The fatty was behind glass and made me think of a gigantic meat loaf that had been left out in the sun. The metal guns it used for arms had been removed
and stacked up next to the monster like giant flashlights. He looked sort of pathetic without them.

“You can't smell it from here, but if you want to step into the room . . .”

“No, thanks.” I turned him down, unsure if he was kidding me. “Let's see the zombies.”

I wish I hadn't asked.

He led me to the end of the warehouse, where I finally saw some other people in white lab coats. For a moment it had seemed as if the whole place belonged to Ackerman and his monsters. We went out into a corridor. I figured the zombies had been given a special place of their own.

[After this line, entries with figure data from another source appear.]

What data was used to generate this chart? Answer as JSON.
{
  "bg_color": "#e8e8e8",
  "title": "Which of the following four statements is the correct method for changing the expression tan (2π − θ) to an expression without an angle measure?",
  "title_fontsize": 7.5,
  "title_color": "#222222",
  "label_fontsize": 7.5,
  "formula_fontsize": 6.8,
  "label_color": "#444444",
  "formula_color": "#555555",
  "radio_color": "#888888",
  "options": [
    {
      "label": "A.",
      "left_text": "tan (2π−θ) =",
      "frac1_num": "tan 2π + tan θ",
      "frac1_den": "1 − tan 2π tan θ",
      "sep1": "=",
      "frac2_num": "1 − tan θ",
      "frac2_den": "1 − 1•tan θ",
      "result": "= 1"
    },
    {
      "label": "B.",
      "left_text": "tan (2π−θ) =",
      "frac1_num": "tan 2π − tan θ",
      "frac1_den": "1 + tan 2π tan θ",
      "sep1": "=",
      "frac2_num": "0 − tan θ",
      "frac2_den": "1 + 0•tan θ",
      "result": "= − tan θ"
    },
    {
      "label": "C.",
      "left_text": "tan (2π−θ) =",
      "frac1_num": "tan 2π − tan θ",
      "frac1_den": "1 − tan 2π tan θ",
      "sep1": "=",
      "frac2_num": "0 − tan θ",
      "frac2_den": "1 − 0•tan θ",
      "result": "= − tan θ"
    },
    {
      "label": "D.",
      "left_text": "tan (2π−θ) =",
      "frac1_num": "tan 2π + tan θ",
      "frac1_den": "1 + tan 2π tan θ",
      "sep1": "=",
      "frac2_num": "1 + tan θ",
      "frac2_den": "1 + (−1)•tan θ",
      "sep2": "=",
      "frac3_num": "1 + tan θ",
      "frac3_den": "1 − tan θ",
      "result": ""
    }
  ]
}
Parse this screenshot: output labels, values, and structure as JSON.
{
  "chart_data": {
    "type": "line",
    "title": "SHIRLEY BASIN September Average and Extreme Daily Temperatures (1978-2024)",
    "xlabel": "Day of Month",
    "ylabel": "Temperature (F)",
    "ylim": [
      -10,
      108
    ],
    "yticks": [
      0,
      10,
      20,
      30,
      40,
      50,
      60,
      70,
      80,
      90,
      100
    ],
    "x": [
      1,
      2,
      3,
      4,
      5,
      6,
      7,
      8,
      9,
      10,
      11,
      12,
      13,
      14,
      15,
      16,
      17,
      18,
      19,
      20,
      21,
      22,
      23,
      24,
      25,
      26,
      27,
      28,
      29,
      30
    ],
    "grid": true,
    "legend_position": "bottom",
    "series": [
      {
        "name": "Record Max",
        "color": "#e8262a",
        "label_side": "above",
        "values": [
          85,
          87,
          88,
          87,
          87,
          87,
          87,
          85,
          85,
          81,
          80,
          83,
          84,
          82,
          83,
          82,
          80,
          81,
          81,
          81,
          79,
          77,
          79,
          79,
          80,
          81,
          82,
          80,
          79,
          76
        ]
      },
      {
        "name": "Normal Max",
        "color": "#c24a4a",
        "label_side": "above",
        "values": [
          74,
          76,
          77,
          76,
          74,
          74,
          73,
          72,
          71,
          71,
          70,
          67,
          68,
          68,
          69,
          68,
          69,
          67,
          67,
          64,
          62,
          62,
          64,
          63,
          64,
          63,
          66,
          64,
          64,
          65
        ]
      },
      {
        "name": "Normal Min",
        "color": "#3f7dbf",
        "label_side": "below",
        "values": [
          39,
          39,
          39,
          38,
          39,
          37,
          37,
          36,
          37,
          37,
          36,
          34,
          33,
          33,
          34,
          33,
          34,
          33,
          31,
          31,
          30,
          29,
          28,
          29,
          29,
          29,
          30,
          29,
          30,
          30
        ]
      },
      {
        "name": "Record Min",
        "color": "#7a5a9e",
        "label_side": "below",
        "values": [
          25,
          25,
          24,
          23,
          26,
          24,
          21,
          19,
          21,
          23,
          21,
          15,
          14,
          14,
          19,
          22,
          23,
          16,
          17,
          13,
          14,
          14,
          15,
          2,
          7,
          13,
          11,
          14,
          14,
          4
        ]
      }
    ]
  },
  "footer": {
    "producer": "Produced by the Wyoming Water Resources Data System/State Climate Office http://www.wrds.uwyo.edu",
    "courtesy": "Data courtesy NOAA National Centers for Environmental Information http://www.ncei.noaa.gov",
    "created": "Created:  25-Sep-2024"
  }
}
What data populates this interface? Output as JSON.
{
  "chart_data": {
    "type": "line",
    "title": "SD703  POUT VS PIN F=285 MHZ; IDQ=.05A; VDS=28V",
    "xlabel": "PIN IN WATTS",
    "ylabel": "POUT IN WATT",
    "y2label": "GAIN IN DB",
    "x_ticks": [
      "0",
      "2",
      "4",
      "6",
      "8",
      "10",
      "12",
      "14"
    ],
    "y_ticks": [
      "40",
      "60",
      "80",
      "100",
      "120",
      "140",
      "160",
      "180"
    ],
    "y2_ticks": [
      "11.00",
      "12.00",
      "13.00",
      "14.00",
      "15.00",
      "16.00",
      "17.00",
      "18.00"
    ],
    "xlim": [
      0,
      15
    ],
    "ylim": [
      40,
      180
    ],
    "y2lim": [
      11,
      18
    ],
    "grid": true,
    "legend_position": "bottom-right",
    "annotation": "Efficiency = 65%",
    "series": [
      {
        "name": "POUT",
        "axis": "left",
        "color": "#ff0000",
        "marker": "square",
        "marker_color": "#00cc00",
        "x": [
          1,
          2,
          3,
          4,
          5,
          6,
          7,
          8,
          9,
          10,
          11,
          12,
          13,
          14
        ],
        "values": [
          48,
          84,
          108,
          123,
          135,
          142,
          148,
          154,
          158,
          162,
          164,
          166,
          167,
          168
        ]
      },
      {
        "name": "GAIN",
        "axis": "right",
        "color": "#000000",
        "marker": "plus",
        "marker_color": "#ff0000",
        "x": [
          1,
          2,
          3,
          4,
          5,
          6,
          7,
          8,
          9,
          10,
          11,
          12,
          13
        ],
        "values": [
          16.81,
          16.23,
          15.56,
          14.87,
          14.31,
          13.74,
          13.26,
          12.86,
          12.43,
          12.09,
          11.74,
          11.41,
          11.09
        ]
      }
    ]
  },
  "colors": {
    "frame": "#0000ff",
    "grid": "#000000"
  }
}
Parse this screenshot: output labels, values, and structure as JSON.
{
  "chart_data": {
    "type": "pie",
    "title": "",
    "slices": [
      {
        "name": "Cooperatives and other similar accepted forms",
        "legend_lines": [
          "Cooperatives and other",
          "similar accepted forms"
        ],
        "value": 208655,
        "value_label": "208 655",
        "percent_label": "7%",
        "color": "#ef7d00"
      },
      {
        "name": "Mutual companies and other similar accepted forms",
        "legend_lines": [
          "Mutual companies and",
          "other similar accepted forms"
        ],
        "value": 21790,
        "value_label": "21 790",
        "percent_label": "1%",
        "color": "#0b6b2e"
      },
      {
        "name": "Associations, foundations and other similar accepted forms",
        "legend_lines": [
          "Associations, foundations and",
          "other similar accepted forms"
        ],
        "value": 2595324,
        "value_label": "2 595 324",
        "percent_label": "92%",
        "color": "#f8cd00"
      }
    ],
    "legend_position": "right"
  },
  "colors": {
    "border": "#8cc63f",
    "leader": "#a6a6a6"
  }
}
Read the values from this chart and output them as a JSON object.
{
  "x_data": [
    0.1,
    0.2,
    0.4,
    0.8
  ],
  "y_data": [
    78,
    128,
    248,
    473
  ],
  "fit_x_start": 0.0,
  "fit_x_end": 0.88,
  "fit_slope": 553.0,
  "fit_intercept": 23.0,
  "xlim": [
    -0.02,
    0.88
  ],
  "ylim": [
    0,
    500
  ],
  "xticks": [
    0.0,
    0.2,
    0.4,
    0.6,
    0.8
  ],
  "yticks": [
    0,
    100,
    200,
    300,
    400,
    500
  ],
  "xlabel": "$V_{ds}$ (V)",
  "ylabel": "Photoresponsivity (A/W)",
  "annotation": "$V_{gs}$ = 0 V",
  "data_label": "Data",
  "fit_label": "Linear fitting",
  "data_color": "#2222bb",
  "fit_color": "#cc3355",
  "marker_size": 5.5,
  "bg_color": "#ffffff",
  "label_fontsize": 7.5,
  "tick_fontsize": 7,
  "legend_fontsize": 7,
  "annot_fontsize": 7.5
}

Like I said, what's great about scientists is the way they refuse to talk down to kids. Ackerman started to lecture, and it was fine with me:

“The most interesting part about studying zombies is the residual speech pattern. We have recorded many hours of zombie dialogue. Some of them fixate on the invasion, speaking cryptically about gateways and greater forces that lie behind them. Others pick up a pattern from their own lives, repeating phrases that tell us something about them. A final test group doesn't speak at all. We are attempting to find out if they retain any capacity to reason after the transformation.”

“No,” I said as strongly as I could. “The human part of them is dead.”

“I understand how you must feel,” he said. “It's easier for all of us if we assume we're not killing anyone human on the other end of the gun barrel.”

I shook my head. “You don't understand,” I told him. “I'll kill any skag who betrayed us. The traitors are still human. I wouldn't have any problem pulling
the trigger on those creeps in the government who helped the demons.”

“All right, calm down,” he said in a completely different tone of voice. “I was really talking about myself just then. It's easier for me to work on these, er, zombies, if I think there's no humanity left.”

Arlene keeps saying I can be a real pill, so I decided to be that way on purpose. I asked, “What difference does that make to you, Doctor, if they weren't geniuses when they were alive?”

He laughed instead of getting mad. “You
are
smart, Jill. I need to watch my step around you. I hope we'll enjoy working together. We can start now. What's your theory of why a few of the big monsters seem able to reason?”